John McEnroe recently claimed that Donald Trump offered him a substantial fee to play either Serena or Venus Williams. McEnroe also said that Serena would "rank like 700" in world ratings if she were playing against men.
Which makes us wonder how far we have come since 1973, when in the Houston Astrodome, what is still the largest crowd for a tennis match (30,472), together with a viewing audience of approximately 90 million, watched the 55-year-old hustler Bobby Riggs challenge the 29-year-old Billie Jean King.
Politico, the website, tells us that, though the movie takes some liberties in the chronology of events, smooths over the acrimonious break-up between King and her first woman lover and minimises the huge financial cost to King when she is "outed", it is for the most part true to real-life events.
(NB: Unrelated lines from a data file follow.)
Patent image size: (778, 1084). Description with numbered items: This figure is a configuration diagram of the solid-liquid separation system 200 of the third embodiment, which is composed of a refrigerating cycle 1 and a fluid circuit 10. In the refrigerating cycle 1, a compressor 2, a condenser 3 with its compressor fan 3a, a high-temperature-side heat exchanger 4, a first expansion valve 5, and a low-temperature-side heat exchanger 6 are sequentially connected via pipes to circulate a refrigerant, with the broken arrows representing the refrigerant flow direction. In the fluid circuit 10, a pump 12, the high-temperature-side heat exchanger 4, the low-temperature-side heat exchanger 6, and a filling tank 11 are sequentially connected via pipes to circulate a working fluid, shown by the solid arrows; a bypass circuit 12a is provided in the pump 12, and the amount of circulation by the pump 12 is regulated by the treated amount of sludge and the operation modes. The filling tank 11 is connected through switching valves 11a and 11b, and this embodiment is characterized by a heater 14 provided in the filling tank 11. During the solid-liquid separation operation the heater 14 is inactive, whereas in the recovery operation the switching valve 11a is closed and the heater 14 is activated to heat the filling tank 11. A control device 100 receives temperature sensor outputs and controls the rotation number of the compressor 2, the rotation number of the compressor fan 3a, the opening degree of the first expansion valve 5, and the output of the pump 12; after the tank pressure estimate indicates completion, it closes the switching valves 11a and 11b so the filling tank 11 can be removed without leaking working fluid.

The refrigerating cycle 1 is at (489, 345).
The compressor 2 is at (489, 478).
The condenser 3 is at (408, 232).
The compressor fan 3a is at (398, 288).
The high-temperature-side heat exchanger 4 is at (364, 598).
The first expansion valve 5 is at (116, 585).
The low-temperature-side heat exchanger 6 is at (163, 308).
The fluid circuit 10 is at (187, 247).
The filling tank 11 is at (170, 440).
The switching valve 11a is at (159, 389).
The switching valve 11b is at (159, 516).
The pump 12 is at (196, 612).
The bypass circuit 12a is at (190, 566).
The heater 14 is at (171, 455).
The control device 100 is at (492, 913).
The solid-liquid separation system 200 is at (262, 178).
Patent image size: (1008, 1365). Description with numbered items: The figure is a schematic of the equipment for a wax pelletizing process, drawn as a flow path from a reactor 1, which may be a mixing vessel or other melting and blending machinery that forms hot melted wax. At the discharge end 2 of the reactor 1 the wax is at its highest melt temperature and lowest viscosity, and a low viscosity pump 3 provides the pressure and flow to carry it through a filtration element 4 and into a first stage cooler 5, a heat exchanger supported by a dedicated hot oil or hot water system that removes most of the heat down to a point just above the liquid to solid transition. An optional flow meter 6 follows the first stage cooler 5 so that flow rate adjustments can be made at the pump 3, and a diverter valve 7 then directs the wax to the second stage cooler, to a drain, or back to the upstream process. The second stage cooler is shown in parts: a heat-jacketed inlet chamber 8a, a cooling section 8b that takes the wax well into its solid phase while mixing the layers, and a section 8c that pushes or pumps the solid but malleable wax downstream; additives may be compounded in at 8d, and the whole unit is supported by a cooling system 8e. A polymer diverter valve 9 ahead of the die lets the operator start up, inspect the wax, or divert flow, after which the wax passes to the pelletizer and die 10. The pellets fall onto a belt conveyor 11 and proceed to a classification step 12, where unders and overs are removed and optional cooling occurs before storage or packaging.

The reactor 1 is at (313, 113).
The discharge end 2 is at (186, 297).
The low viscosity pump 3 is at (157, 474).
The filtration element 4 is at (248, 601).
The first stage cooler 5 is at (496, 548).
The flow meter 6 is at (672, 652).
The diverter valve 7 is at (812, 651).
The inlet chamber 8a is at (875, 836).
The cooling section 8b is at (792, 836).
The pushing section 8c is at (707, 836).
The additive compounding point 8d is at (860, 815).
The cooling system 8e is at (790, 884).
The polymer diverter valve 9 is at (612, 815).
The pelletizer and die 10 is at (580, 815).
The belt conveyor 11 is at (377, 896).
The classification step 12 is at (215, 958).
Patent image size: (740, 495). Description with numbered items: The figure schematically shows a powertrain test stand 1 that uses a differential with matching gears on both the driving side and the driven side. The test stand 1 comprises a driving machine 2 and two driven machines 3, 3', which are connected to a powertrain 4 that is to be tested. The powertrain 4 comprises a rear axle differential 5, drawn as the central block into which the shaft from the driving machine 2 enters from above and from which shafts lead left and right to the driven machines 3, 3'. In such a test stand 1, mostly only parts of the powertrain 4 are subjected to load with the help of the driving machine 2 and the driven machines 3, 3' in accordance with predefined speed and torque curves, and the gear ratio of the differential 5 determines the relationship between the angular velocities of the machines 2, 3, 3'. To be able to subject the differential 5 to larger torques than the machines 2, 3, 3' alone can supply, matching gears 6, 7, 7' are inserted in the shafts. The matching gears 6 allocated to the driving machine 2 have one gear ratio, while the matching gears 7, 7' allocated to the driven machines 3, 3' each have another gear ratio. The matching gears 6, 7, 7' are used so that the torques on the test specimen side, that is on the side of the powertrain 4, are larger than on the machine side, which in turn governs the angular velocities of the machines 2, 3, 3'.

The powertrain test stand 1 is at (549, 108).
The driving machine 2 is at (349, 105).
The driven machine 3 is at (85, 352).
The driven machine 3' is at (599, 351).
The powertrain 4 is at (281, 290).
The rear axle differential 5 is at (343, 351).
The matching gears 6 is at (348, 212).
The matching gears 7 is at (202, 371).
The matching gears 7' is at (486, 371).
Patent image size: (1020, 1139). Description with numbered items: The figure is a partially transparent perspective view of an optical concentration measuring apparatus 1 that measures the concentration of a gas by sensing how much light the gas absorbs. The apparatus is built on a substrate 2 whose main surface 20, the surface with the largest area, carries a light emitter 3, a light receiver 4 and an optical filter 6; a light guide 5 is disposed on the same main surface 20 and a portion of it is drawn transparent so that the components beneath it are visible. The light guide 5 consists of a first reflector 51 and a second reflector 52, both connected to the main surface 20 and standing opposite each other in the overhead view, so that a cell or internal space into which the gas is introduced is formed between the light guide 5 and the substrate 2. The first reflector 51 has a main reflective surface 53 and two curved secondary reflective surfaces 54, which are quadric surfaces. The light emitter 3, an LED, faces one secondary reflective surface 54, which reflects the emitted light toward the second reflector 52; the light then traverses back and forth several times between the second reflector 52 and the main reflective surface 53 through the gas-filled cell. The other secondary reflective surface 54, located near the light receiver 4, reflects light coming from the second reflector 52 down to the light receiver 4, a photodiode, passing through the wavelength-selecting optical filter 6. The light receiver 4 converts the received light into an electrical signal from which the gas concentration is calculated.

The nearest person to a villain in the movie, Jack Kramer, did resign at Billie Jean King's insistence, as a commentator of the epic match, and was not able to stop the merger of King's maverick Virginia Slims women's tournament with the US Lawn Tennis Association, nor to block equity in pay nor the reinstatement of the top women players in the world rankings table.
Your aged reviewer, who watched the 1973 match, wondered how such an event would be enough to make a memorable movie and is delighted to report that indeed it is.
Billie Jean's coming to terms with her sexuality is sympathetically portrayed, as is her loyal and supportive husband. Again, the fact that, when her ex-husband remarried and had a child, Billie Jean and her new partner were asked to be god-parents, suggests that the portrayal of both in the movie is true to life.
Even Bobbie Riggs is painted as feckless but essentially good-hearted, exaggerating the "battle of the sexes" for box-office reasons. Such may well be the case, as apparently he and Billy Jean King were firm friends until his death.
The movie depicts life in the seventies very well, with the "don't ask, don't tell" negativity towards homosexuality, and the resistance to equal pay for women on the one hand, and the rise of strong women role models such as Billie Jean King on the other.
Much was riding on that tennis match.
Margaret Court, portrayed in the movie as cold, unsociable and judgemental, had just been beaten by Bobbie Riggs in straight sets. Another defeat could have significantly damaged women's tennis, perhaps even women's equity.
King feels that if she had lost, she could have set back the women's movement 20 years. So, though most of the people in the movie, with the exception of Jack Kramer and Margaret Court, are portrayed sympathetically, there is no lack of tension.
The stakes are high. This movie can be watched as pleasant spectacle, which it is, or as a snapshot of society's attitude to women in the seventies.
Well worth watching.
And as we watch, we can celebrate that, as Heather Hogan tells us, "in 2017, Billie Jean King has been awarded the Presidential Medal of Freedom, inducted into the Tennis Hall of Fame, is the namesake of the tennis center where the U.S. Open is played, and lives with her life partner, Ilana Kloss."